Итак, первая из указанных нами выше точек зрения вынуждена бывает прервать преемственность между философским и дофилософским сознанием; она склонна рассматривать религиозно-мифологические элементы в учениях ранних (и не только ранних) греческих философов как малозначащие « пережитки» или досадные «родимые пятна» дофилософского сознания, которые в  последующие периоды греческой материалистической философии будто бы начисто исчезают* (* Против распространенного в нашей историко-философской литературе взгляда на античных материалистов (Демокрита, Эпикура и Лукреция) как «решительных атеистов» справедливо возражает П. П. Галанза в своей статье «Об антиисторической характеристике взглядов античных материалистов на религию» (см. «Вестник Московского университета», серия VIII, 1960, стр. 76-88).). Вторая же точка зрения лишает философию ее содержания: тему философии рассматривает как тему мифа и религии, а ее проблематику как религиозно-мифологическую. Материализм представители этой точки зрения обычно лишают трава называться философией или же толкуют как идеализм.

 

Философия как специфическая форма познания. Убеждение, вера и знание.

Говоря о взаимоотношении философии и мифологии, следует иметь в виду, что на всем протяжении своей тысячелетней истории греческая философия испытывала в большей или меньшей степени влияние мифологии, использовала ее образы, вдохновляясь ее темой. Более того: бессознательно-мифологические мотивы, чувства и представления в некоторых философских учениях столь значительны, что это обстоятельство позволило ряду исследователей говорить об этих учениях (и даже о всех философских учениях) как рационально преобразованных мифологиях. И действительно, если к примеру взять учение позднего Платона, то оно в некоторых своих отправных пунктах и существенных чертах заключает в себе неразложимые на рациональные моменты чувство и переживание, сходные с иррациональной религиозно-мифологической верой. А. Ф. Лосев, говоря об этапах конструирования мифа, то есть об этапах объединения мифа и рациональной  мысли путем «перевода мифической действительности на язык сознания, разума, мысли» (56, 105), пишет, что «идеи» Платона есть не что иное, как «боги древней мифологии, но  переведенные на язык разума, на язык понятий» (56, 106) (хотя заметим, что полная рационализация религиозно-мифологических образов, основанных на вере, невозможна).

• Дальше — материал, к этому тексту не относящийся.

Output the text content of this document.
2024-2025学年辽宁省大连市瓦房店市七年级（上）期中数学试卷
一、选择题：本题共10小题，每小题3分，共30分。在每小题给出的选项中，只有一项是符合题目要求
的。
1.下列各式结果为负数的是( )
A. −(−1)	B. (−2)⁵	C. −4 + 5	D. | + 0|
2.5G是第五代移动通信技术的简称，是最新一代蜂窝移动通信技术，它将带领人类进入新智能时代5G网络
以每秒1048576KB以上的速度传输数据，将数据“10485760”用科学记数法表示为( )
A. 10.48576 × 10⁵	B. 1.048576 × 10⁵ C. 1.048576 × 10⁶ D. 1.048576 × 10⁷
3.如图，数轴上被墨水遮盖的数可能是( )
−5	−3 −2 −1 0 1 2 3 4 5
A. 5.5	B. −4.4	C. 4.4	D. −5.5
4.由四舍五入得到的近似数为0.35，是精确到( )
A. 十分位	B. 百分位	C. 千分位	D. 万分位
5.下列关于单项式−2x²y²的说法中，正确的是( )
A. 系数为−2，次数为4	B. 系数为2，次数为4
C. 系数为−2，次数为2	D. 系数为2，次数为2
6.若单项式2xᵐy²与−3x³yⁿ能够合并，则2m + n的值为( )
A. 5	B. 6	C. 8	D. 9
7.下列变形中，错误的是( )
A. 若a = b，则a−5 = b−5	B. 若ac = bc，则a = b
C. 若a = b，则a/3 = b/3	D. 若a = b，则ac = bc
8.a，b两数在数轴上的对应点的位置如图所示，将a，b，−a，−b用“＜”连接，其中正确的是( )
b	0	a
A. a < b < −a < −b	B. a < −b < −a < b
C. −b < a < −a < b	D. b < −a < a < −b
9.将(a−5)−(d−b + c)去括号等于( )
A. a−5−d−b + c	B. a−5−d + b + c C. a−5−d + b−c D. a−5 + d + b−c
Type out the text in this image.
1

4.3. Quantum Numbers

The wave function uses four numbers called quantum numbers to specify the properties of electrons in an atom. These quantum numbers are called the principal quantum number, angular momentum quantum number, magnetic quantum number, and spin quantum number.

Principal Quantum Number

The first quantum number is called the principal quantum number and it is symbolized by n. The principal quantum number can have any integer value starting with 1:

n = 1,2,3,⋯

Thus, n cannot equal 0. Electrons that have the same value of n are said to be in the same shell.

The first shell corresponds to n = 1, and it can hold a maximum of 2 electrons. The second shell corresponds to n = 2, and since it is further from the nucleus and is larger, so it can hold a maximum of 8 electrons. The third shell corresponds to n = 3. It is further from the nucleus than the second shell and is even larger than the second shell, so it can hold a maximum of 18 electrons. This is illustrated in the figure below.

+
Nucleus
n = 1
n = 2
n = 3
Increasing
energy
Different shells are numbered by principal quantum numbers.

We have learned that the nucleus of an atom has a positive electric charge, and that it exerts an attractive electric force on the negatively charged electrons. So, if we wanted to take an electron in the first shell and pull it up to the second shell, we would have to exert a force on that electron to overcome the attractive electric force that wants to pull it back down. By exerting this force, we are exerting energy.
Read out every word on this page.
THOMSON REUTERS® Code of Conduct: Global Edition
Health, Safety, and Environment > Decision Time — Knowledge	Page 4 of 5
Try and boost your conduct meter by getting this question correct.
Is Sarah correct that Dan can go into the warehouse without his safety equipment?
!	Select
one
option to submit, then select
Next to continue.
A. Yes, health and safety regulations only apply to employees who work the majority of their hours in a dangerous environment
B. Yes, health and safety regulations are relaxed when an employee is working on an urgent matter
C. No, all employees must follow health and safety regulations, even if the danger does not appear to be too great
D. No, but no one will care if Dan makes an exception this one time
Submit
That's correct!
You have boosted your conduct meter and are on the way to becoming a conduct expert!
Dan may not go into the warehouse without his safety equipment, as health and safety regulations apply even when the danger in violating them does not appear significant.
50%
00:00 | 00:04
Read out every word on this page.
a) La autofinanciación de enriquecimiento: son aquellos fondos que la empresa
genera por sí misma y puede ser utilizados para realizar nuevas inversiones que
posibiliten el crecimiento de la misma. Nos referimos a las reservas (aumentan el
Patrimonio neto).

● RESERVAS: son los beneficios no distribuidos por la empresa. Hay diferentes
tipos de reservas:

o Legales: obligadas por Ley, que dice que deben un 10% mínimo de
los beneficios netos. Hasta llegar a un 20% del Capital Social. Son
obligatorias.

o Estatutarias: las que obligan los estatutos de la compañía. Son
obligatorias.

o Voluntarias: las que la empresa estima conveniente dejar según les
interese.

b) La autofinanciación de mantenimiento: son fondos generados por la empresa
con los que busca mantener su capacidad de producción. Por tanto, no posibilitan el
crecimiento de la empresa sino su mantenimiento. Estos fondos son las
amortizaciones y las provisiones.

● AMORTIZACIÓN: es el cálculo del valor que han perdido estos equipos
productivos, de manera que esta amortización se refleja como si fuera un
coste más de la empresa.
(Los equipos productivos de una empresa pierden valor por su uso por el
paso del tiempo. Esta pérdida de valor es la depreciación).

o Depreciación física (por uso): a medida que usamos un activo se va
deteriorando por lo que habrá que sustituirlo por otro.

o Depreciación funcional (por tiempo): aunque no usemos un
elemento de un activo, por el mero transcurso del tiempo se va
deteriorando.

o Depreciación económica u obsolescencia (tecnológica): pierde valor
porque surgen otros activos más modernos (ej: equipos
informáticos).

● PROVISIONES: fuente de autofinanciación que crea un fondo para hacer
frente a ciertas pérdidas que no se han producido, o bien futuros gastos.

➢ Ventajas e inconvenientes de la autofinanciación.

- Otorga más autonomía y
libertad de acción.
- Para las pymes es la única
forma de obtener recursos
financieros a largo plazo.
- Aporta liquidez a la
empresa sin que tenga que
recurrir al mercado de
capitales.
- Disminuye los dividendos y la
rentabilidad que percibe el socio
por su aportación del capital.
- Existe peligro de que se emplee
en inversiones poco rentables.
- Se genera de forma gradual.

Возникает вопрос: является ли в таком случае учение Платона философским в строгом смысле слова? Ответим сразу же: да, является. Учение Платона является философским не столько благодаря своим религиозно-мифологическим моментам, сколько вопреки им. Философия есть специфическая форма познания, а не вид религиозно-мифологической веры, хотя понятно, что познание и вера как формы сознания связаны между собой, не отгорожены друг от друга глухой стеной. Этой связью объясняется наблюдаемое перекрещивание, точнее, известное совпадение темы философии с темами мифа и религии.

Одним  из состояния сознания, которое на первый взгляд как будто связывает философское познание с религиозно-мифологической верой, является уверенность, убеждение (умонастроение, среднее между знанием и верой). Известно, что то или иное решение философских вопросов не всегда могло быть полностью подтверждено, то есть полностью доказано с помощью фактов или логических доводов.

Но убеждение убеждению рознь. Религиозно-мифологическая вера как разновидность религиозной веры, предполагая субъективную убежденность в истинности принятого (бытия бога,  возможности чудес и т. п.), не нуждается в объективной доказательности, ибо та -вера, предмет которой надежно обоснован и достоверно доказан, не вера, а знание. Знанию же нет надобности в вере. Религиозная вера связана с заведомо неоправданным (то есть безотчетным, бессмысленным) риском. Религиозная вера слепая вера. Философское же познание, также предполагая субъективную убежденность в истинности какого-то предположения и требуя напряжения решительно всех духовных сил человека в отличие от религиозной веры, нуждается в объективной доказательности, стремится к объективной значимости. Философское познание, основанное одновременно на чувстве и разуме, на интуиции и логике на просветленном чувстве и «чувственном» разуме, словом, на «логосе», связано (как, впрочем, и всякое познание) с известным риском (и выбором), но в отличие от религии, обрекающей человека на безотчетный выбор, философия стремится к осмысленному риску и разумному выбору, то есть она стремится к преодолению слепой веры и основанных на ней слепого риска и произвольного (а потому несвободного) характера выбора.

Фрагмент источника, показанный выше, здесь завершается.